Another famed animal maven, grizzly bear expert Timothy Treadwell, lived among a group of grizzly bears in Alaska for 13 years until one of them killed him in 2003.

Another man who lived with a pack of animals was Shaun Ellis, an Englishman who shacked up with a group of wolves in an English zoo. His antics were the subject of a National Geographic Channel special in 2007 and an Animal Planet series in 2008.  Fortunately, he was not harmed by the wolves, but his wife left him. If you watched any of these shows, which detailed the lengths this guy would go in his quest for intimacy with his furry adopted family, you could understand why.

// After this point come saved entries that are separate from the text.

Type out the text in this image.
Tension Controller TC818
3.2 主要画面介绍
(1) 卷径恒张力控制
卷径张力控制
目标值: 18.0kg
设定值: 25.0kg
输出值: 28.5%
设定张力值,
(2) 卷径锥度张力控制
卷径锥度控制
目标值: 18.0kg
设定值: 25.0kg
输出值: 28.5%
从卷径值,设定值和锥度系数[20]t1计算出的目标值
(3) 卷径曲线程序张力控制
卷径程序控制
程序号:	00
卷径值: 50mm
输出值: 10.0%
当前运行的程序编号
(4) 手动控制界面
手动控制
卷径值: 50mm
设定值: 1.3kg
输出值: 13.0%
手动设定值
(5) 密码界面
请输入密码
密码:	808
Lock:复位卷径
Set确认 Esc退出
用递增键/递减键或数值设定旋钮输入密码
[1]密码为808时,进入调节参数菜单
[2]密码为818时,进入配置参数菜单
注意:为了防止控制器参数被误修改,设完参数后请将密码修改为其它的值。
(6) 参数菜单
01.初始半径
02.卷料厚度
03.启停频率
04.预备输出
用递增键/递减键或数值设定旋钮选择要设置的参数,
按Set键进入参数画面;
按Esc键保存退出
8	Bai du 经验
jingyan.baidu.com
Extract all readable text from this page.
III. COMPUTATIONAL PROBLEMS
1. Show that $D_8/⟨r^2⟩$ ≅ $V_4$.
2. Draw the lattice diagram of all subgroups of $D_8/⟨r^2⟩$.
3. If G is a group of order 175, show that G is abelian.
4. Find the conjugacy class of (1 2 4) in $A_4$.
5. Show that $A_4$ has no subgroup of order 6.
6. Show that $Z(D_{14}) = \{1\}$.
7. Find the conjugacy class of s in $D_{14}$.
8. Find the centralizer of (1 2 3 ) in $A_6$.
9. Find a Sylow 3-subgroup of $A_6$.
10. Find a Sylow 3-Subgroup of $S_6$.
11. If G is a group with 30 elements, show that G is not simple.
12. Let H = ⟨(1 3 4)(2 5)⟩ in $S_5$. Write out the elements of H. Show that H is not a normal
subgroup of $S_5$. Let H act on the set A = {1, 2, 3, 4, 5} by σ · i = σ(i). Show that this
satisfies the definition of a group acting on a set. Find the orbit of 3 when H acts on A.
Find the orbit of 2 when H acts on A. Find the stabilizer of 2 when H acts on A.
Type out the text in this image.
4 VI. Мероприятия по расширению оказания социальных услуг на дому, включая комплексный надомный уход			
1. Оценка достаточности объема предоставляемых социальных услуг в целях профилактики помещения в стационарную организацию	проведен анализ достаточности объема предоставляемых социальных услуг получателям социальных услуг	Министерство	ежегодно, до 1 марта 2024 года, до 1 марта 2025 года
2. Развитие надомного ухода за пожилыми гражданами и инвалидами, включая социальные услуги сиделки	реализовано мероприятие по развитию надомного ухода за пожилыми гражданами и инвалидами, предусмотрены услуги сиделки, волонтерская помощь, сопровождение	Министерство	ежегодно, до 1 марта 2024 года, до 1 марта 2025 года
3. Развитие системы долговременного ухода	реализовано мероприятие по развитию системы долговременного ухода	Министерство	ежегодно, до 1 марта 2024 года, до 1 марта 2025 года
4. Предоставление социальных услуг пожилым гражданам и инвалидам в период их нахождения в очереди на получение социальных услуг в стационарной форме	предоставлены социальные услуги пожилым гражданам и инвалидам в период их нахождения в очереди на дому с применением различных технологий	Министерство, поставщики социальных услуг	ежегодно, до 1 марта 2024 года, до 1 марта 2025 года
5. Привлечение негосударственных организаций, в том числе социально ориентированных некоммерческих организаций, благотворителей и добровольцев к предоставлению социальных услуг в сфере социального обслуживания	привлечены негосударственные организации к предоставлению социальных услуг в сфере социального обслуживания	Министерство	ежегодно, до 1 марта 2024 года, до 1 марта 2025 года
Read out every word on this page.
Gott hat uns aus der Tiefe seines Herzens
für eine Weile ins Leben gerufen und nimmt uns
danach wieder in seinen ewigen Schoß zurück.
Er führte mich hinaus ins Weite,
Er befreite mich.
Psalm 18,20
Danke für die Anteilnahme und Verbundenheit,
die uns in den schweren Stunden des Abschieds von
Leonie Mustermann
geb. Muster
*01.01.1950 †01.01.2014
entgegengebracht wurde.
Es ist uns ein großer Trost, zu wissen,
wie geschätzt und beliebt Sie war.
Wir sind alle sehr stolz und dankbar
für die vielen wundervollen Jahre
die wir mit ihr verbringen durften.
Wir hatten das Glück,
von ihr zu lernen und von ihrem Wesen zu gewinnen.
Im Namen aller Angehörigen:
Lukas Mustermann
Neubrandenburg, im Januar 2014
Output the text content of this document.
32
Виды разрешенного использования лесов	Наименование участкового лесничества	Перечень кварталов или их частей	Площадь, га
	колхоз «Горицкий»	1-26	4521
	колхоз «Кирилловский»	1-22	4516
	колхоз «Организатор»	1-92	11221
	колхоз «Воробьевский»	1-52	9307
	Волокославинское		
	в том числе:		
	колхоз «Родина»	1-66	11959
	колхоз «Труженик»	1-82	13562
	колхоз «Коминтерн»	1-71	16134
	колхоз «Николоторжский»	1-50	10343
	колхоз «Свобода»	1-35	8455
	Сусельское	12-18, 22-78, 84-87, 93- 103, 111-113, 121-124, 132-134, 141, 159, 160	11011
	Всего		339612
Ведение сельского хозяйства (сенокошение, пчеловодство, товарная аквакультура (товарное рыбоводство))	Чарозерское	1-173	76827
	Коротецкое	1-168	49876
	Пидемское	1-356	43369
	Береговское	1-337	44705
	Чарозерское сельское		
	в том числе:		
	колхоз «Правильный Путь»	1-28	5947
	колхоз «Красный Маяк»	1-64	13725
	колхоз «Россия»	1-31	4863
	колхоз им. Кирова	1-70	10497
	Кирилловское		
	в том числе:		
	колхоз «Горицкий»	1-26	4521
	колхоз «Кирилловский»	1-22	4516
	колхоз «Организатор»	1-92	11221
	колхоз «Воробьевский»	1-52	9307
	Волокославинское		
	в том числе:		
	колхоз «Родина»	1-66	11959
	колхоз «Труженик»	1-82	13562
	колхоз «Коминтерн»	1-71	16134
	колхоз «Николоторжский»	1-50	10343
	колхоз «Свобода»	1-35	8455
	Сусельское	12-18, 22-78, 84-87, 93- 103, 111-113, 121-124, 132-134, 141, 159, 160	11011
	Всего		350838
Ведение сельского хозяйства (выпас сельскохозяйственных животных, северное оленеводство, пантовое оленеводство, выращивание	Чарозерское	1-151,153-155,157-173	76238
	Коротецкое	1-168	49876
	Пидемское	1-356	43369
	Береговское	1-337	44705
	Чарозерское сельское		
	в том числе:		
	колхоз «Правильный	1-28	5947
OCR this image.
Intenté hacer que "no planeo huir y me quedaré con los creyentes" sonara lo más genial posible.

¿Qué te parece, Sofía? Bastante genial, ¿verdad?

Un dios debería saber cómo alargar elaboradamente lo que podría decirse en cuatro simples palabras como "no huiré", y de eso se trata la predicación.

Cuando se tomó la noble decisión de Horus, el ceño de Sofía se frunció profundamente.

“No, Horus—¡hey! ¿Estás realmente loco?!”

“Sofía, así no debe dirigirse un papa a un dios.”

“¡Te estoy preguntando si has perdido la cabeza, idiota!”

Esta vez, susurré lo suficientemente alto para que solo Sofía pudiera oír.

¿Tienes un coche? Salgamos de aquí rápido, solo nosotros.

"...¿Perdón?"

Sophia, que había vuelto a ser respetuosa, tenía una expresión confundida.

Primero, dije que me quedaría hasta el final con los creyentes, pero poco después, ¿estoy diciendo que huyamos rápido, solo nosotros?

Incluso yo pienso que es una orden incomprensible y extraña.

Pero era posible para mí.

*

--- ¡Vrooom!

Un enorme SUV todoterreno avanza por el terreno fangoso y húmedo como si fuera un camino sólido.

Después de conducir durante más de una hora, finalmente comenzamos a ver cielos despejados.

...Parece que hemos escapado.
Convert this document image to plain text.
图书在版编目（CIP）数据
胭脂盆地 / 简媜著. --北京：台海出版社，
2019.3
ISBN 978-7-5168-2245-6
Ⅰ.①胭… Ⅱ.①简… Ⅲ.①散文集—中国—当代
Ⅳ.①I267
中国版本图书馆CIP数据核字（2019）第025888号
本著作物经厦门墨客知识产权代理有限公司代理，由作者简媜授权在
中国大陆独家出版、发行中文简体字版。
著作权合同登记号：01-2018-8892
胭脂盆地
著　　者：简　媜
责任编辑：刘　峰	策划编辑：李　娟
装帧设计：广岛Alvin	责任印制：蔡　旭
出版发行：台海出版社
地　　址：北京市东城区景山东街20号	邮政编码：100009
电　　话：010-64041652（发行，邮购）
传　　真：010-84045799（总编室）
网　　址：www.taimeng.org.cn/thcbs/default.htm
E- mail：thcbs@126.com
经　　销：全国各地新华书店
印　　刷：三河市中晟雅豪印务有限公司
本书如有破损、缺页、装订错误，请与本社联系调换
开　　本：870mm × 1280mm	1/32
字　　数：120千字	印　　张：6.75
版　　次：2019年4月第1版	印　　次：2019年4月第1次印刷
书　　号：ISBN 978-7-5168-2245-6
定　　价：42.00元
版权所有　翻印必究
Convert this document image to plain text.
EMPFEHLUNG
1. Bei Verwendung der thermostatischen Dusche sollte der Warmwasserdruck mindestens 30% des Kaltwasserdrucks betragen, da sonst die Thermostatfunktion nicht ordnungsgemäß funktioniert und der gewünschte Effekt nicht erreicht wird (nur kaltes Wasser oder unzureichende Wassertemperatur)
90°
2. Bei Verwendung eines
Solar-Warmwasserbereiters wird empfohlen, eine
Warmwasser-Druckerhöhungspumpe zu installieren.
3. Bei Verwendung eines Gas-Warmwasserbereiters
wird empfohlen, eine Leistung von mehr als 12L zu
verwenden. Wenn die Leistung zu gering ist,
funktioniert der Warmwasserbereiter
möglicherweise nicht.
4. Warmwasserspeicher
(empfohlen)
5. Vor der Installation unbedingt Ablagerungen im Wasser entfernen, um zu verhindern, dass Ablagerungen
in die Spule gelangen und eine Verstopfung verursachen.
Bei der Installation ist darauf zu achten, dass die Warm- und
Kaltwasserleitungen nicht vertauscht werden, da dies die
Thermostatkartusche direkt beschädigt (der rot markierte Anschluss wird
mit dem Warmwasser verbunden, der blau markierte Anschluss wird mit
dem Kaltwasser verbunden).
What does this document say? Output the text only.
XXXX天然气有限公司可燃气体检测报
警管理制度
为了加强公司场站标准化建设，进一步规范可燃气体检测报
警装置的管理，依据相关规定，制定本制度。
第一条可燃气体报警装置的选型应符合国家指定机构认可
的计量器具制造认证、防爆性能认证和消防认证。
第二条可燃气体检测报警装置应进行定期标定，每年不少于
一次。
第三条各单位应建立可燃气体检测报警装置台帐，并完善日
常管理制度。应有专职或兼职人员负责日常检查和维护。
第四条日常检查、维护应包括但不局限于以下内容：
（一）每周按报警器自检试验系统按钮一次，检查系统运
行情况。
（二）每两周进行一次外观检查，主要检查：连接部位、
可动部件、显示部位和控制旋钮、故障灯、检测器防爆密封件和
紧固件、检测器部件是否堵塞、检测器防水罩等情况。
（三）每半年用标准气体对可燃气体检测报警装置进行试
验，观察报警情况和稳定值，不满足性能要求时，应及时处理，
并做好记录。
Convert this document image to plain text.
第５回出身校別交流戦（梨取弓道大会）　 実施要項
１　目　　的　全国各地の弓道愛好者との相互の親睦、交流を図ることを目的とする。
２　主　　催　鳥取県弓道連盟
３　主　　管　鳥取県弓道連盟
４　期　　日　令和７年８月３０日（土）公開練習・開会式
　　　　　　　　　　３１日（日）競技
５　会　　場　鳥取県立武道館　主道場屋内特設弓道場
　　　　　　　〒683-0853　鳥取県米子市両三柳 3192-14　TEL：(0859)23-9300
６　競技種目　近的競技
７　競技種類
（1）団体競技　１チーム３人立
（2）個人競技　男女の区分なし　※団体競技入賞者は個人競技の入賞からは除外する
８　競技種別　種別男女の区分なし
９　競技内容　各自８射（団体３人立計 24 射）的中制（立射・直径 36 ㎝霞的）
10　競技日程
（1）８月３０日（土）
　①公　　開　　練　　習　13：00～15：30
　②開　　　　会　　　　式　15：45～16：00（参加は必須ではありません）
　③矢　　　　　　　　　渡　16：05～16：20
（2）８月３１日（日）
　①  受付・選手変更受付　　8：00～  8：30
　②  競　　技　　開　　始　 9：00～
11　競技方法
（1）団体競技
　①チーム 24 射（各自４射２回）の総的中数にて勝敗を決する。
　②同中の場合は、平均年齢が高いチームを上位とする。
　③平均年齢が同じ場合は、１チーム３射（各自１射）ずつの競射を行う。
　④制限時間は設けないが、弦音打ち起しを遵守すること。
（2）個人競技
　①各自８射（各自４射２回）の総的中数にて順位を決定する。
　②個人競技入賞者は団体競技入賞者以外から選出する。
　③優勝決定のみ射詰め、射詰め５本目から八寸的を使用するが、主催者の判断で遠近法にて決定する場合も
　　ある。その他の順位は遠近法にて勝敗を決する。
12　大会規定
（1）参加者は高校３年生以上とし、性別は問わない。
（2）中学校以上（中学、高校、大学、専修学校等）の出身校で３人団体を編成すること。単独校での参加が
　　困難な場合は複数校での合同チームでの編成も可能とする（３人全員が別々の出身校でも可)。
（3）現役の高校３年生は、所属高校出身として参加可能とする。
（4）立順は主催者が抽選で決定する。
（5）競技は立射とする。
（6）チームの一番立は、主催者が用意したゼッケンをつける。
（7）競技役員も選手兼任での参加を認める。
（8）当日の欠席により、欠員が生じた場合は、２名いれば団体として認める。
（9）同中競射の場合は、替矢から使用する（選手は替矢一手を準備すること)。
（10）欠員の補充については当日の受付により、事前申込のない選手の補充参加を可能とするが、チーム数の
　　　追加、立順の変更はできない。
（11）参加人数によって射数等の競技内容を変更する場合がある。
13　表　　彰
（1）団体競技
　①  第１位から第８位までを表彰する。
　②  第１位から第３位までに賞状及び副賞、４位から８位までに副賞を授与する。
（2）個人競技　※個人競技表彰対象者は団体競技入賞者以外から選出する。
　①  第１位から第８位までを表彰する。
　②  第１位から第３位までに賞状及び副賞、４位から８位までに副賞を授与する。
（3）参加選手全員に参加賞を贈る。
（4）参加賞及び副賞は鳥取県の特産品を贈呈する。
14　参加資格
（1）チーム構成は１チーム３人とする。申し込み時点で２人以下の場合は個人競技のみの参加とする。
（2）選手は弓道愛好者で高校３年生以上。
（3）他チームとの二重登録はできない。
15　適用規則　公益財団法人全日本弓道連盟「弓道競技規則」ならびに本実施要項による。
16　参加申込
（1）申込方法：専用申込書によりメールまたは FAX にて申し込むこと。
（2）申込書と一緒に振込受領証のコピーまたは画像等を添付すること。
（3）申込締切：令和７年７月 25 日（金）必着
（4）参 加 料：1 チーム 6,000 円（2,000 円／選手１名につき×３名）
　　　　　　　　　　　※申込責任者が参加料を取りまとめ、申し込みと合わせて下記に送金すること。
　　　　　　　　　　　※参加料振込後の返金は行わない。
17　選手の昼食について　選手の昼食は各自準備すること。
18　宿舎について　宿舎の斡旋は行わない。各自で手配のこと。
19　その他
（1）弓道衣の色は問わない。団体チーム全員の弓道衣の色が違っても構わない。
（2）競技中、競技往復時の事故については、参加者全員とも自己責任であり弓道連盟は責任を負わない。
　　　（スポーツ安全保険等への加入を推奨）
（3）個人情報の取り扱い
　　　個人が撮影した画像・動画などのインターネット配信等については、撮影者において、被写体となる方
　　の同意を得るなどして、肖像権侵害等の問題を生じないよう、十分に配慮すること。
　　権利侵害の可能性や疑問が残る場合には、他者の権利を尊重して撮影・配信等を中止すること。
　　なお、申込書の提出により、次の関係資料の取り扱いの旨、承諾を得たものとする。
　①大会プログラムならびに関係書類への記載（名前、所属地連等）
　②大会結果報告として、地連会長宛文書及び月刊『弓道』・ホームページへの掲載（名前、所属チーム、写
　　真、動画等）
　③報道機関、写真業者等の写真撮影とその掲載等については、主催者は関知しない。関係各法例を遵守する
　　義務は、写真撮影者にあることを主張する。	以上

The most ludicrous of all these “animal intervention” stunts was one staged by another naturalist, Brady Barr, for a NatGeo series in 2007 called “Dangerous Encounters,” in which Barr wore a crocodile costume made of Kevlar so he could slither in among a group of African crocodiles to observe them up close. He came to no harm either, probably because these crocs must have found his costume to be so hilarious that they didn’t have the heart to eat him.

 

Let the record show that I am all for the preservation of endangered species.  I just wish there was some other way to preserve them than disrupting their lives with human antics – whether deadly or just plain silly – that these animals cannot possibly understand.

 

“Eaten Alive” airs Sunday night (Dec. 7) at 9 Eastern/8 Central on Discovery Channel.